COPPA Compliance & Online Research: What Parents Should Know
Learn how COPPA protects your child's data in online research, what consent means, and your rights as a parent.
# COPPA Compliance & Online Research: What Parents Should Know
The Children's Online Privacy Protection Act (COPPA) is a U.S. federal law enforced by the Federal Trade Commission (FTC) to safeguard the privacy of children under 13. If your child participates in online surveys, research studies, or data collection activities, understanding COPPA is essential to protecting their information.
What COPPA Covers
COPPA regulates how personal information is collected, used, and disclosed online, applying to operators of commercial websites, apps, and online services directed at children or those with actual knowledge of collecting data from minors. While the law primarily targets commercial entities, its reach extends to researchers conducting studies involving children through digital platforms, even in non-commercial or academic settings.
Personal information that falls within COPPA compliance requirements includes children's names, nicknames, email addresses, telephone numbers, home addresses, geolocation information, social security numbers, photos, video and audio files, persistent identifiers or trackers, and any information enabling physical or online contact with a specific individual.
Parental Consent Requirements
Researchers must obtain explicit consent from parents or guardians before collecting any personal information. An operator must choose a method reasonably designed in light of available technology to ensure that the person giving the consent is the child's parent.

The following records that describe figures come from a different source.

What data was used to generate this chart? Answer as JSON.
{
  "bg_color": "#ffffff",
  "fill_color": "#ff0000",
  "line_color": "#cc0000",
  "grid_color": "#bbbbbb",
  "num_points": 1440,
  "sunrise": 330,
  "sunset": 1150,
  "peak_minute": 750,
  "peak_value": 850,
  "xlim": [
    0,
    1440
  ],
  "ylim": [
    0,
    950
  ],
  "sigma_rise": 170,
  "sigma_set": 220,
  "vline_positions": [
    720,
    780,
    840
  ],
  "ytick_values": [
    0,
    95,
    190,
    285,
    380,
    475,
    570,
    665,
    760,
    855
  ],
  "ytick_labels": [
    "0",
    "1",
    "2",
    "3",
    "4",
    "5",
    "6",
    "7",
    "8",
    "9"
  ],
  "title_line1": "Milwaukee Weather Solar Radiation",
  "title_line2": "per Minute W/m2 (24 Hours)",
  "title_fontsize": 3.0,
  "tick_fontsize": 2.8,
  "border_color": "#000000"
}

Acceptable methods include phone calls, postal mail, multistep email verification, or digital signatures with identity verification. When amended rules take effect, you will also be able to collect verifiable consent using a 'text plus' method, which works similarly to the email plus method, except the initial verification goes to the parent's cell phone instead of their email address.
Your Rights as a Parent
Your privacy policy must tell parents that the parent can review or delete the child's personal information and refuse to permit further collection or use of that information, and state the procedures for doing so. The rule requires covered operators to only retain personal information for as long as reasonably necessary to fulfill a specific purpose for which it was collected, and explicitly states that operators cannot retain the information indefinitely.